Supreme Court to hear free-speech case from Colorado

Written by William C. Duncan

February 25, 2022

In 2018, the U.S. Supreme Court ruled, in Masterpiece Cakeshop v. Colorado Civil Rights Commission, that the state of Colorado had violated the religious freedom of a cake decorator. The baker, Jack Phillips, had declined to make a wedding cake for a same-sex wedding because of his religious beliefs. The Civil Rights Commission had determined he was in violation of the state’s law against discrimination in providing business services.

The court took the case to determine whether the commission had violated Phillips’ constitutional rights: specifically, whether requiring him to help with the wedding infringed his rights to (1) free exercise of religion and/or (2) free speech.

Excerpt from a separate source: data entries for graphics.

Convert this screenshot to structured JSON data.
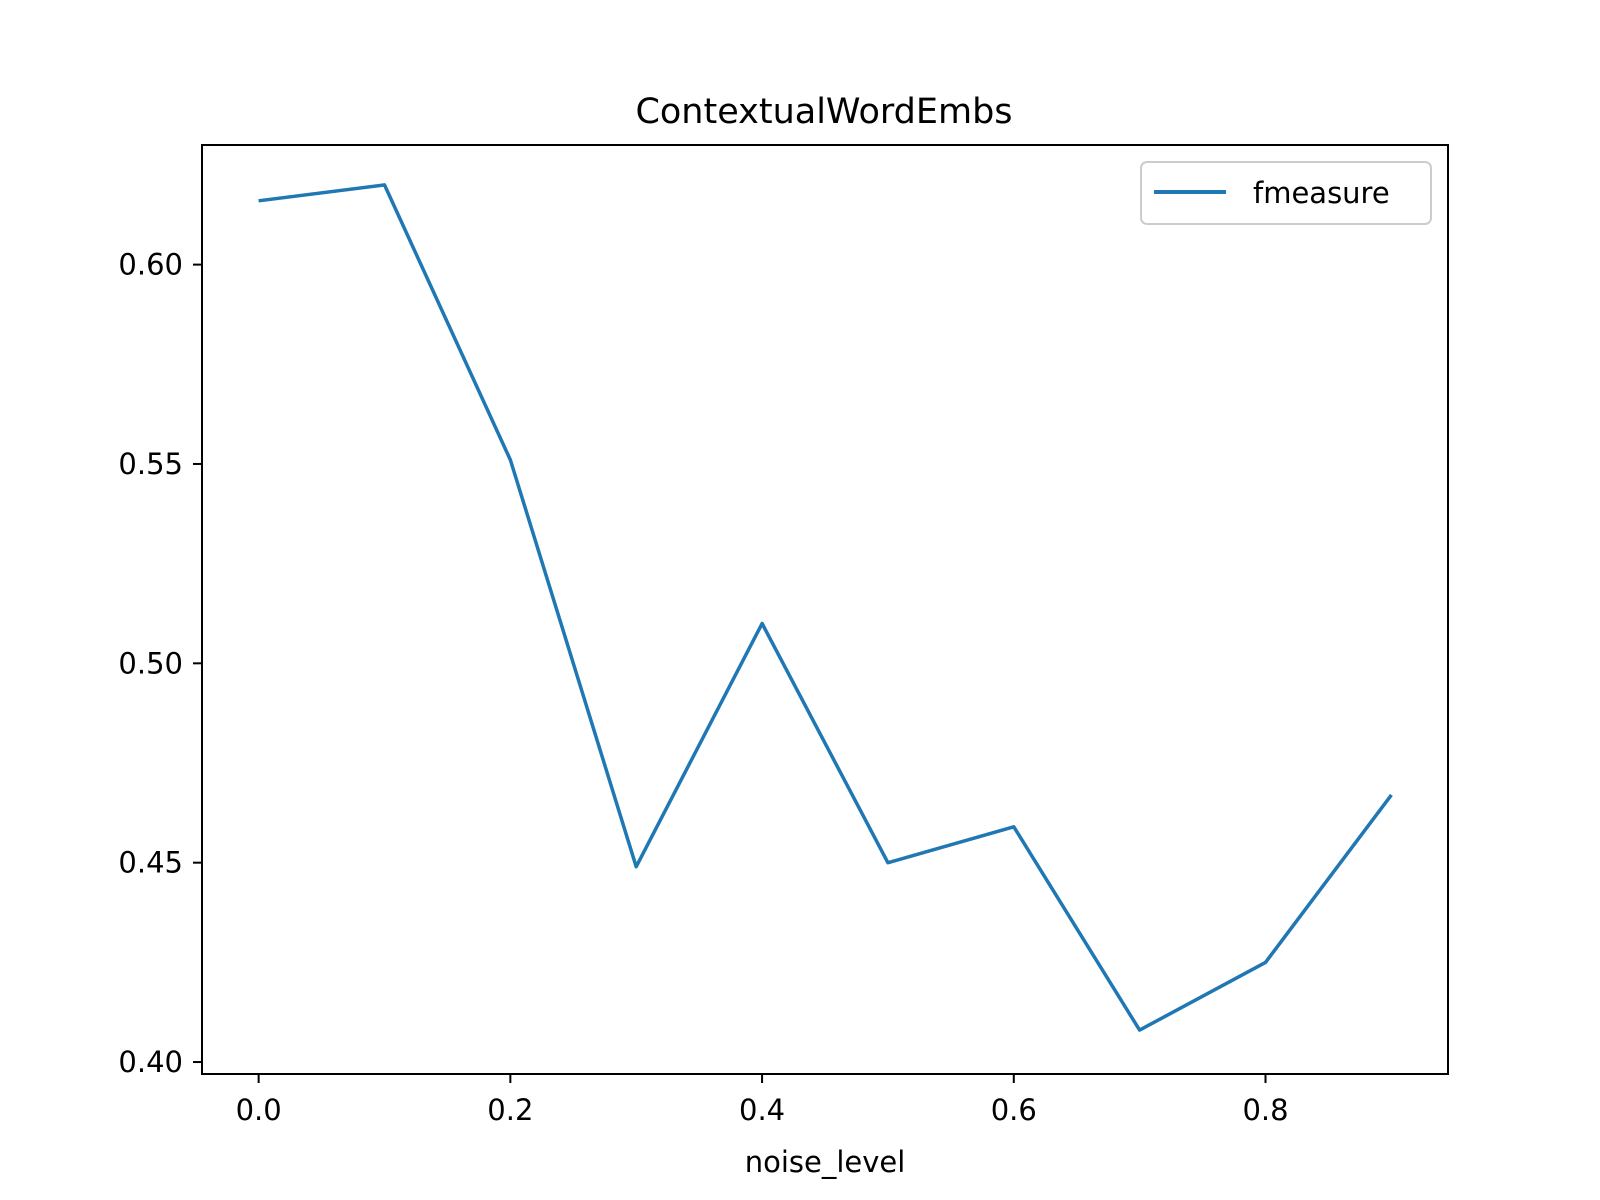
{
  "chart_data": {
    "type": "line",
    "title": "ContextualWordEmbs",
    "xlabel": "noise_level",
    "ylabel": "",
    "x": [
      0.0,
      0.1,
      0.2,
      0.3,
      0.4,
      0.5,
      0.6,
      0.7,
      0.8,
      0.9
    ],
    "series": [
      {
        "name": "fmeasure",
        "color": "#1f77b4",
        "values": [
          0.616,
          0.62,
          0.551,
          0.449,
          0.51,
          0.45,
          0.459,
          0.408,
          0.425,
          0.467
        ]
      }
    ],
    "xlim": [
      -0.045,
      0.945
    ],
    "ylim": [
      0.397,
      0.63
    ],
    "xticks": [
      0.0,
      0.2,
      0.4,
      0.6,
      0.8
    ],
    "xtick_labels": [
      "0.0",
      "0.2",
      "0.4",
      "0.6",
      "0.8"
    ],
    "yticks": [
      0.4,
      0.45,
      0.5,
      0.55,
      0.6
    ],
    "ytick_labels": [
      "0.40",
      "0.45",
      "0.50",
      "0.55",
      "0.60"
    ],
    "legend": {
      "position": "top-right",
      "entries": [
        "fmeasure"
      ]
    },
    "grid": false
  }
}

When the court decided the case, the majority determined there was no need to address the free speech claim because the commissioners had demonstrated clear bias against Phillips, due to his religious beliefs, during the Colorado Civil Rights Commission’s proceedings.

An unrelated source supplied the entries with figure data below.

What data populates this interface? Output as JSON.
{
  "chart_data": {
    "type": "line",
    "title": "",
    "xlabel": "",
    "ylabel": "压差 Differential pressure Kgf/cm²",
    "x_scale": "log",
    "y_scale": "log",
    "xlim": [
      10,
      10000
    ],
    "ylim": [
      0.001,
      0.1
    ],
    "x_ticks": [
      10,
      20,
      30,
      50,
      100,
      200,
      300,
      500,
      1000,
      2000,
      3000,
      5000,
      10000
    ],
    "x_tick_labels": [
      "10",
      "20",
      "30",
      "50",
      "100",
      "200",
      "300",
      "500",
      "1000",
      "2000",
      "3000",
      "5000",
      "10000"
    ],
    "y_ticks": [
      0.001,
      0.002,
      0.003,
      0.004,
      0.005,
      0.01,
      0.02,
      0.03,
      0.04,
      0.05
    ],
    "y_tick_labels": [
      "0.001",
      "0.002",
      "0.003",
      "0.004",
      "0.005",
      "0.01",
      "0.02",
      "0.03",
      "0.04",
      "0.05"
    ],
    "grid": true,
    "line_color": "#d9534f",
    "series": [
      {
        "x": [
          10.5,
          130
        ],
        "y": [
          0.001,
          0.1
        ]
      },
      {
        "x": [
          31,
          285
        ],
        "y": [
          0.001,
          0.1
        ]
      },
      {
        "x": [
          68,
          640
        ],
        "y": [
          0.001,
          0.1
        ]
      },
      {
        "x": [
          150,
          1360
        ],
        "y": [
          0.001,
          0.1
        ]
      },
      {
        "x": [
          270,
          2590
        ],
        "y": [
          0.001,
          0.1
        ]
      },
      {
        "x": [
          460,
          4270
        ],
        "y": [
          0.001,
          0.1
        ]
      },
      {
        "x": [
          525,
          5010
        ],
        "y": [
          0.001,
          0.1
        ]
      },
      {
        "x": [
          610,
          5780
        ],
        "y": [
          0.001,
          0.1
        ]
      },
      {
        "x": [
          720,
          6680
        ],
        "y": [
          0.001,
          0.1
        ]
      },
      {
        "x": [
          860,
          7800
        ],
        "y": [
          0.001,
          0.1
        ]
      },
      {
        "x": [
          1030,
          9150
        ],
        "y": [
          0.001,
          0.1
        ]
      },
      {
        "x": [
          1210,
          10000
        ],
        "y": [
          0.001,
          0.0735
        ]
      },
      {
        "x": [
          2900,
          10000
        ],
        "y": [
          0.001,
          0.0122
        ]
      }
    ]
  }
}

That narrow ruling left a couple of constitutional questions unanswered: Without any derogatory statements by commissioners, would a requirement that the baker facilitate the wedding force him to engage in speech or to violate his religious commitments?

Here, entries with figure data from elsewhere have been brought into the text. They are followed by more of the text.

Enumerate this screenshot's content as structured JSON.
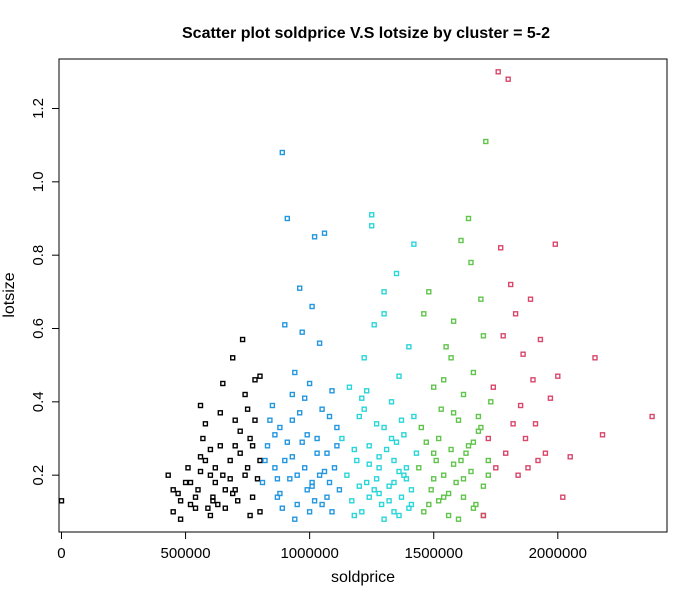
{
  "chart_data": {
    "type": "scatter",
    "title": "Scatter plot soldprice V.S lotsize by cluster = 5-2",
    "xlabel": "soldprice",
    "ylabel": "lotsize",
    "xlim": [
      -10000,
      2440000
    ],
    "ylim": [
      0.045,
      1.335
    ],
    "xticks": [
      0,
      500000,
      1000000,
      1500000,
      2000000
    ],
    "xtick_labels": [
      "0",
      "500000",
      "1000000",
      "1500000",
      "2000000"
    ],
    "yticks": [
      0.2,
      0.4,
      0.6,
      0.8,
      1.0,
      1.2
    ],
    "ytick_labels": [
      "0.2",
      "0.4",
      "0.6",
      "0.8",
      "1.0",
      "1.2"
    ],
    "grid": false,
    "legend": "none",
    "marker": "open-square",
    "series": [
      {
        "color": "#000000",
        "x": [
          0,
          430000,
          450000,
          470000,
          480000,
          510000,
          520000,
          540000,
          550000,
          560000,
          570000,
          580000,
          590000,
          600000,
          610000,
          620000,
          630000,
          640000,
          650000,
          660000,
          680000,
          690000,
          700000,
          710000,
          720000,
          740000,
          750000,
          760000,
          770000,
          780000,
          790000,
          800000,
          450000,
          480000,
          520000,
          560000,
          600000,
          640000,
          680000,
          720000,
          760000,
          800000,
          500000,
          540000,
          580000,
          620000,
          660000,
          700000,
          740000,
          780000,
          560000,
          610000,
          650000,
          690000,
          730000,
          770000,
          600000,
          700000,
          750000,
          800000
        ],
        "y": [
          0.13,
          0.2,
          0.16,
          0.15,
          0.13,
          0.22,
          0.18,
          0.11,
          0.16,
          0.25,
          0.3,
          0.34,
          0.11,
          0.2,
          0.14,
          0.18,
          0.12,
          0.28,
          0.2,
          0.16,
          0.24,
          0.15,
          0.35,
          0.13,
          0.26,
          0.42,
          0.22,
          0.3,
          0.14,
          0.46,
          0.19,
          0.1,
          0.1,
          0.08,
          0.12,
          0.21,
          0.27,
          0.37,
          0.19,
          0.32,
          0.09,
          0.24,
          0.18,
          0.14,
          0.24,
          0.22,
          0.11,
          0.16,
          0.2,
          0.35,
          0.39,
          0.13,
          0.45,
          0.52,
          0.57,
          0.28,
          0.09,
          0.28,
          0.38,
          0.47
        ]
      },
      {
        "color": "#2397e0",
        "x": [
          810000,
          830000,
          850000,
          860000,
          870000,
          880000,
          890000,
          900000,
          910000,
          920000,
          930000,
          940000,
          950000,
          960000,
          970000,
          980000,
          990000,
          1000000,
          1010000,
          1020000,
          1030000,
          1040000,
          1050000,
          1060000,
          1070000,
          1080000,
          1090000,
          1100000,
          1110000,
          1120000,
          820000,
          840000,
          870000,
          890000,
          910000,
          930000,
          950000,
          970000,
          990000,
          1010000,
          1030000,
          1050000,
          1070000,
          1090000,
          1110000,
          880000,
          900000,
          960000,
          1010000,
          1020000,
          1060000,
          930000,
          980000,
          1000000,
          1040000,
          940000,
          860000,
          1080000
        ],
        "y": [
          0.18,
          0.28,
          0.39,
          0.22,
          0.14,
          0.33,
          1.08,
          0.61,
          0.9,
          0.19,
          0.25,
          0.48,
          0.12,
          0.37,
          0.29,
          0.22,
          0.16,
          0.45,
          0.66,
          0.85,
          0.3,
          0.2,
          0.12,
          0.86,
          0.26,
          0.36,
          0.1,
          0.22,
          0.33,
          0.16,
          0.24,
          0.35,
          0.19,
          0.11,
          0.29,
          0.42,
          0.2,
          0.59,
          0.31,
          0.17,
          0.26,
          0.38,
          0.14,
          0.43,
          0.28,
          0.15,
          0.24,
          0.71,
          0.18,
          0.13,
          0.21,
          0.35,
          0.41,
          0.1,
          0.56,
          0.08,
          0.31,
          0.18
        ]
      },
      {
        "color": "#2ad6d8",
        "x": [
          1130000,
          1150000,
          1170000,
          1190000,
          1200000,
          1210000,
          1220000,
          1230000,
          1240000,
          1250000,
          1260000,
          1270000,
          1280000,
          1290000,
          1300000,
          1310000,
          1320000,
          1330000,
          1340000,
          1350000,
          1360000,
          1370000,
          1380000,
          1390000,
          1400000,
          1410000,
          1420000,
          1430000,
          1160000,
          1180000,
          1200000,
          1220000,
          1240000,
          1260000,
          1280000,
          1300000,
          1320000,
          1340000,
          1360000,
          1380000,
          1400000,
          1420000,
          1180000,
          1210000,
          1240000,
          1270000,
          1300000,
          1330000,
          1360000,
          1390000,
          1250000,
          1280000,
          1340000,
          1370000,
          1410000,
          1230000,
          1300000,
          1350000
        ],
        "y": [
          0.3,
          0.2,
          0.13,
          0.24,
          0.36,
          0.1,
          0.52,
          0.18,
          0.28,
          0.91,
          0.16,
          0.34,
          0.22,
          0.12,
          0.7,
          0.27,
          0.17,
          0.4,
          0.1,
          0.75,
          0.21,
          0.14,
          0.31,
          0.19,
          0.55,
          0.12,
          0.83,
          0.26,
          0.44,
          0.09,
          0.17,
          0.38,
          0.23,
          0.61,
          0.15,
          0.33,
          0.13,
          0.24,
          0.47,
          0.2,
          0.11,
          0.36,
          0.27,
          0.41,
          0.14,
          0.19,
          0.64,
          0.3,
          0.09,
          0.22,
          0.88,
          0.25,
          0.18,
          0.35,
          0.16,
          0.43,
          0.08,
          0.29
        ]
      },
      {
        "color": "#61c44c",
        "x": [
          1440000,
          1450000,
          1460000,
          1470000,
          1480000,
          1490000,
          1500000,
          1510000,
          1520000,
          1530000,
          1540000,
          1550000,
          1560000,
          1570000,
          1580000,
          1590000,
          1600000,
          1610000,
          1620000,
          1630000,
          1640000,
          1650000,
          1660000,
          1670000,
          1680000,
          1690000,
          1700000,
          1710000,
          1720000,
          1730000,
          1460000,
          1480000,
          1500000,
          1520000,
          1540000,
          1560000,
          1580000,
          1600000,
          1620000,
          1640000,
          1660000,
          1680000,
          1700000,
          1720000,
          1500000,
          1540000,
          1580000,
          1620000,
          1660000,
          1700000,
          1570000,
          1610000,
          1650000,
          1690000
        ],
        "y": [
          0.22,
          0.33,
          0.1,
          0.29,
          0.7,
          0.16,
          0.44,
          0.24,
          0.13,
          0.38,
          0.2,
          0.55,
          0.09,
          0.27,
          0.62,
          0.18,
          0.35,
          0.84,
          0.14,
          0.26,
          0.9,
          0.21,
          0.48,
          0.12,
          0.32,
          0.68,
          0.17,
          1.11,
          0.24,
          0.4,
          0.64,
          0.12,
          0.19,
          0.3,
          0.46,
          0.15,
          0.23,
          0.08,
          0.42,
          0.28,
          0.11,
          0.36,
          0.58,
          0.2,
          0.26,
          0.14,
          0.37,
          0.19,
          0.29,
          0.09,
          0.52,
          0.24,
          0.78,
          0.33
        ]
      },
      {
        "color": "#d9476b",
        "x": [
          1700000,
          1720000,
          1740000,
          1750000,
          1760000,
          1770000,
          1780000,
          1790000,
          1800000,
          1810000,
          1820000,
          1830000,
          1840000,
          1850000,
          1860000,
          1870000,
          1880000,
          1890000,
          1900000,
          1910000,
          1920000,
          1930000,
          1950000,
          1970000,
          1990000,
          2000000,
          2020000,
          2050000,
          2150000,
          2180000,
          2380000
        ],
        "y": [
          0.09,
          0.3,
          0.44,
          0.22,
          1.3,
          0.82,
          0.58,
          0.26,
          1.28,
          0.72,
          0.34,
          0.64,
          0.2,
          0.39,
          0.53,
          0.3,
          0.22,
          0.68,
          0.46,
          0.34,
          0.24,
          0.57,
          0.26,
          0.41,
          0.83,
          0.47,
          0.14,
          0.25,
          0.52,
          0.31,
          0.36
        ]
      }
    ]
  }
}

This week, the court announced it would be taking another Colorado case that raises one of these unanswered questions.

The case involves a web designer, Lorie Smith, who wants to create wedding websites. As a SCOTUSblog analysis explains:

Because she opposes same-sex marriage on religious grounds, Smith does not want to design websites for same-sex weddings, and she wants to post a message on her own website to explain that. But a Colorado law prohibits businesses that are open to the public from discriminating against gay people or announcing their intent to do so.

Smith argued that applying the Colorado discrimination law to her business would infringe her constitutional rights. The U.S. Court of Appeals for the 10th Circuit rejected Smith’s challenge. Although the majority recognized that the creation of a website was speech, the state had a compelling interest in “protecting both the dignity interests of members of marginalized groups and their material interests in accessing the commercial marketplace.” To the majority it was not adequate for customers seeking a website for a same-sex wedding to go to another provider.

One judge dissented strongly:

No one denies Lorie Smith’s sincere religious beliefs, good faith, and her willingness to serve clients regardless of race, creed, ethnicity, or sexual orientation. But what she will not do is compromise her beliefs and produce a message at odds with them. The Constitution neither forces Ms. Smith to compromise her beliefs nor condones the government doing so. In fact, this case illustrates exactly why we have a First Amendment. Properly applied, the Constitution protects Ms. Smith from the government telling her what to say or do.

The Supreme Court announced it would address the following question in accepting this appeal: “Whether applying a public-accommodation law to compel an artist to speak or stay silent violates the Free Speech Clause of the First Amendment.”

The experience of Jack Phillips demonstrates why the court’s guidance would be helpful. As his attorneys explain, even though he won his case in 2018, a private citizen has continued to bring actions against Phillips for declining to make cakes that are at odds with Phillips’ beliefs. These continued legal complaints, and similar ones in other states, will preclude closure for individuals who are uncomfortable providing services at odds with their beliefs.

Ideally, the questions would be settled by specific legislation, where competing sets of interests could be balanced and conflicts avoided. But more likely, in the short term, the court will have to provide that direction.